Task1: Implement POM1
As described in the paper. See if you can generate the three figures for low, medium, high dynamism.
Task2: Monkey's Banana
Here's a little throw-away AI task, just to make sure you don't feel AI-starved.
Using DFS, BFS, DFID, adapt the tree search algorithm i gave you in class to the monkey/banana problem shown in class (and yes, you to use the (op ...) syntax.
If you answer this question properly then your search engine should be very general and the only place we see domain details is in (op).
Important: the 400 level students are also solving this problem but their solution is due 3 weeks after yours. Please ensure that they do not see your code. Testing Task2:
I will run demo-task2 and expect to see a trace generating of the monkey getting the banana. Then, I will edit the "-op" list, run again, and expect a different behavior.
Important: the 400 level students are also solving this problem but their solution is due 3 weeks after yours. Please ensure that they do not see your code.
Task3: Implement POM2
Same deliverables above. But now generate 32 graphs for low,high * {dynamism, size, culture, criticality, personnel}.
Task4: Implement "define"
Implement the define function shown above. Make it store the generated dists in a global *dists*.
Testing Task4: I will run various defines and then inspect *dists*.
Task5: Updates
Implement the update functionality described above.
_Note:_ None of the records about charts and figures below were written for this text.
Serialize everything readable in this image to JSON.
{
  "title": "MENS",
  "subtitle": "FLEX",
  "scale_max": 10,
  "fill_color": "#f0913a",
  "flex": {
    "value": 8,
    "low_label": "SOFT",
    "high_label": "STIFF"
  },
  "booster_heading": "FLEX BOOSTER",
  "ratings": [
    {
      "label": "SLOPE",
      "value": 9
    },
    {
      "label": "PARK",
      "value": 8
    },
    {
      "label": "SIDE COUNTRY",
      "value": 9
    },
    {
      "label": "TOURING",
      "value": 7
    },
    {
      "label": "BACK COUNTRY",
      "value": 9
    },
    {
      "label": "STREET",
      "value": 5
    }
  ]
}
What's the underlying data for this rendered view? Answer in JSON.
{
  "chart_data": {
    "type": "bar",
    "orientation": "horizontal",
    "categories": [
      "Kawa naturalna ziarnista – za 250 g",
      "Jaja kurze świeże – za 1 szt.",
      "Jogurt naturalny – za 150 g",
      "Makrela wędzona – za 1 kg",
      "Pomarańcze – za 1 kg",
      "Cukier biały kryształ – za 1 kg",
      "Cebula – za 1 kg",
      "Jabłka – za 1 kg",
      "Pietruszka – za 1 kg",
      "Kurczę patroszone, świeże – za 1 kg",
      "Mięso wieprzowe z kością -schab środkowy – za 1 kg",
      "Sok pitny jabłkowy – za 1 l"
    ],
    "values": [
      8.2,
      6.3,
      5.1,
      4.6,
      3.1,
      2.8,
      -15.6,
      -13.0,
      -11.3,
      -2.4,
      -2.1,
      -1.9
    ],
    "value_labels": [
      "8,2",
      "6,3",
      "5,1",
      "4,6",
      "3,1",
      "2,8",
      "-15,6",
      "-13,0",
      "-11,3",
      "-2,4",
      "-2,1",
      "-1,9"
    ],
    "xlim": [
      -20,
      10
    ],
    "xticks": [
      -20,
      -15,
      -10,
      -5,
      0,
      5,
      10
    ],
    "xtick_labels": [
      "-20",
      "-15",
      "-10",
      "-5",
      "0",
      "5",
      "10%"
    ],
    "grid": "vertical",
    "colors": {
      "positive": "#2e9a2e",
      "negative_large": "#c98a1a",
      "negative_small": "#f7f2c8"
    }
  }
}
Hint, see any.lisp.
Testing Task5: I will run various demo-task5, that you write, and I expect to see before and after printing of values pulled from *dists*.
Task6: Nudging
Implement the nudging functionality described above.
Testing Task6: I will run various demo-task6, that you write, and I expect to see before and after nudging values pulled from *dists*.
Task7: Sampling
Implement the sampling functionality described above.
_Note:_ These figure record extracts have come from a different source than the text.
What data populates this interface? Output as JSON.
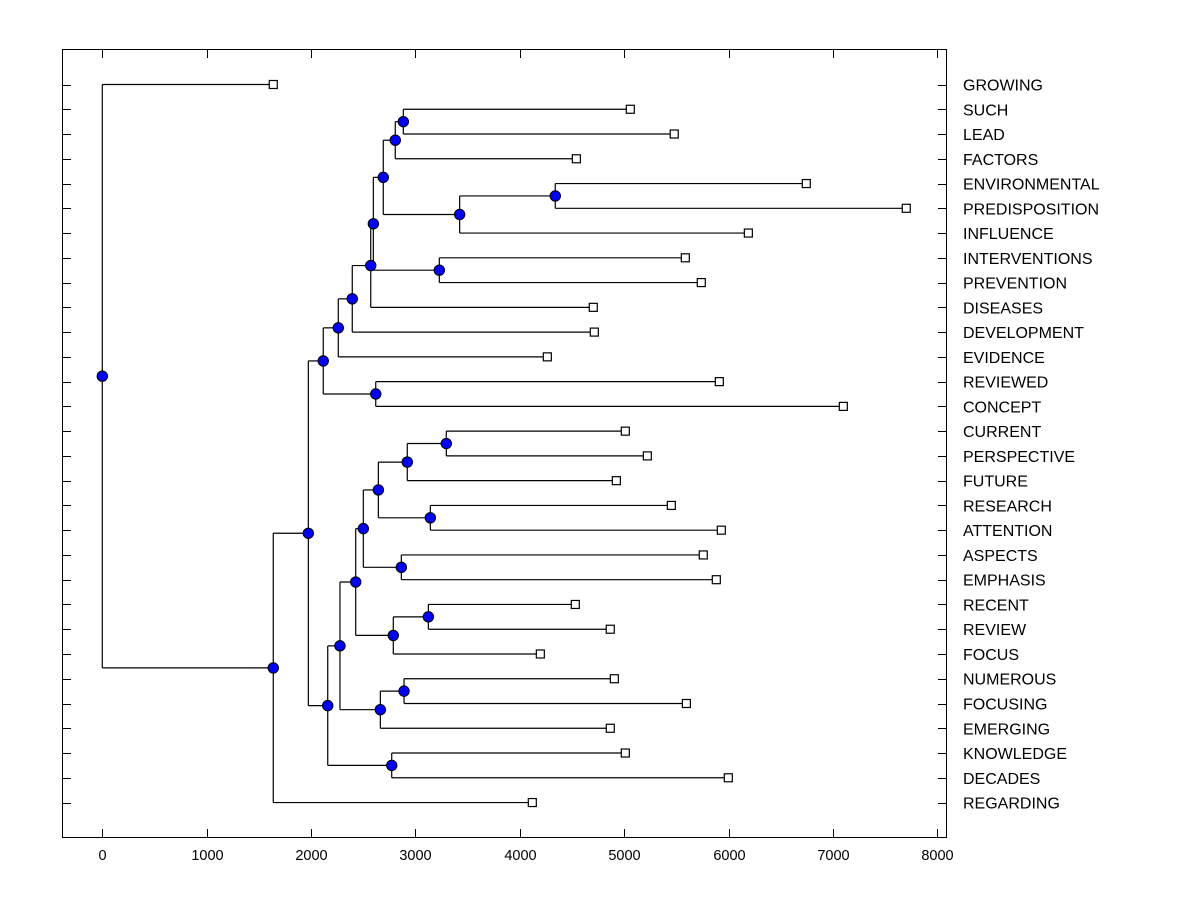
{
  "chart_data": {
    "type": "dendrogram",
    "orientation": "horizontal",
    "xlabel": "",
    "ylabel": "",
    "xlim": [
      -380,
      8120
    ],
    "x_ticks": [
      0,
      1000,
      2000,
      3000,
      4000,
      5000,
      6000,
      7000,
      8000
    ],
    "grid": false,
    "colors": {
      "node_fill": "#0000FF",
      "leaf_fill": "#FFFFFF",
      "line": "#000000"
    },
    "tree": {
      "height": 0,
      "children": [
        {
          "label": "GROWING",
          "height": 1638
        },
        {
          "height": 1638,
          "children": [
            {
              "height": 1974,
              "children": [
                {
                  "height": 2117,
                  "children": [
                    {
                      "height": 2261,
                      "children": [
                        {
                          "height": 2395,
                          "children": [
                            {
                              "height": 2572,
                              "children": [
                                {
                                  "height": 2597,
                                  "children": [
                                    {
                                      "height": 2692,
                                      "children": [
                                        {
                                          "height": 2807,
                                          "children": [
                                            {
                                              "height": 2884,
                                              "children": [
                                                {
                                                  "label": "SUCH",
                                                  "height": 5059
                                                },
                                                {
                                                  "label": "LEAD",
                                                  "height": 5480
                                                }
                                              ]
                                            },
                                            {
                                              "label": "FACTORS",
                                              "height": 4542
                                            }
                                          ]
                                        },
                                        {
                                          "height": 3424,
                                          "children": [
                                            {
                                              "height": 4340,
                                              "children": [
                                                {
                                                  "label": "ENVIRONMENTAL",
                                                  "height": 6745
                                                },
                                                {
                                                  "label": "PREDISPOSITION",
                                                  "height": 7703
                                                }
                                              ]
                                            },
                                            {
                                              "label": "INFLUENCE",
                                              "height": 6190
                                            }
                                          ]
                                        }
                                      ]
                                    },
                                    {
                                      "height": 3229,
                                      "children": [
                                        {
                                          "label": "INTERVENTIONS",
                                          "height": 5586
                                        },
                                        {
                                          "label": "PREVENTION",
                                          "height": 5739
                                        }
                                      ]
                                    }
                                  ]
                                },
                                {
                                  "label": "DISEASES",
                                  "height": 4704
                                }
                              ]
                            },
                            {
                              "label": "DEVELOPMENT",
                              "height": 4714
                            }
                          ]
                        },
                        {
                          "label": "EVIDENCE",
                          "height": 4264
                        }
                      ]
                    },
                    {
                      "height": 2620,
                      "children": [
                        {
                          "label": "REVIEWED",
                          "height": 5912
                        },
                        {
                          "label": "CONCEPT",
                          "height": 7100
                        }
                      ]
                    }
                  ]
                },
                {
                  "height": 2160,
                  "children": [
                    {
                      "height": 2277,
                      "children": [
                        {
                          "height": 2428,
                          "children": [
                            {
                              "height": 2501,
                              "children": [
                                {
                                  "height": 2645,
                                  "children": [
                                    {
                                      "height": 2922,
                                      "children": [
                                        {
                                          "height": 3296,
                                          "children": [
                                            {
                                              "label": "CURRENT",
                                              "height": 5011
                                            },
                                            {
                                              "label": "PERSPECTIVE",
                                              "height": 5222
                                            }
                                          ]
                                        },
                                        {
                                          "label": "FUTURE",
                                          "height": 4925
                                        }
                                      ]
                                    },
                                    {
                                      "height": 3143,
                                      "children": [
                                        {
                                          "label": "RESEARCH",
                                          "height": 5452
                                        },
                                        {
                                          "label": "ATTENTION",
                                          "height": 5931
                                        }
                                      ]
                                    }
                                  ]
                                },
                                {
                                  "height": 2865,
                                  "children": [
                                    {
                                      "label": "ASPECTS",
                                      "height": 5758
                                    },
                                    {
                                      "label": "EMPHASIS",
                                      "height": 5883
                                    }
                                  ]
                                }
                              ]
                            },
                            {
                              "height": 2788,
                              "children": [
                                {
                                  "height": 3124,
                                  "children": [
                                    {
                                      "label": "RECENT",
                                      "height": 4532
                                    },
                                    {
                                      "label": "REVIEW",
                                      "height": 4867
                                    }
                                  ]
                                },
                                {
                                  "label": "FOCUS",
                                  "height": 4197
                                }
                              ]
                            }
                          ]
                        },
                        {
                          "height": 2664,
                          "children": [
                            {
                              "height": 2891,
                              "children": [
                                {
                                  "label": "NUMEROUS",
                                  "height": 4906
                                },
                                {
                                  "label": "FOCUSING",
                                  "height": 5596
                                }
                              ]
                            },
                            {
                              "label": "EMERGING",
                              "height": 4867
                            }
                          ]
                        }
                      ]
                    },
                    {
                      "height": 2773,
                      "children": [
                        {
                          "label": "KNOWLEDGE",
                          "height": 5011
                        },
                        {
                          "label": "DECADES",
                          "height": 5998
                        }
                      ]
                    }
                  ]
                }
              ]
            },
            {
              "label": "REGARDING",
              "height": 4120
            }
          ]
        }
      ]
    }
  }
}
Testing Task7: I will run various demo-task7, that you write, and I expect to see values printed from a sample of *dist* vars that conforms to the distributions defined in your define functions.
Task8: Completion
Implement the completing functionality described above.
Testing Task8: I will run various demo-task8, that you write, and I expect to see a print of a vector containing some undecided values. Then, after completing, there will be another vector with atoms filled in from each value.

What's Next?

That's all for this project. But if you want to get started on the next one:

Augment your representation of a project such that some distributions are fixed (can't be controlled).
Implement a simulated annealing search for better project options that most increase value/cost. Using nudging to alter some percent of the non-fixed project options in the current solution.
As above, but use a beam search. Assume that no ranges have been selected, do random sims to assign scores to randomly selected inputs (and by random, we mean complete an empty vector). by their distance to the max score.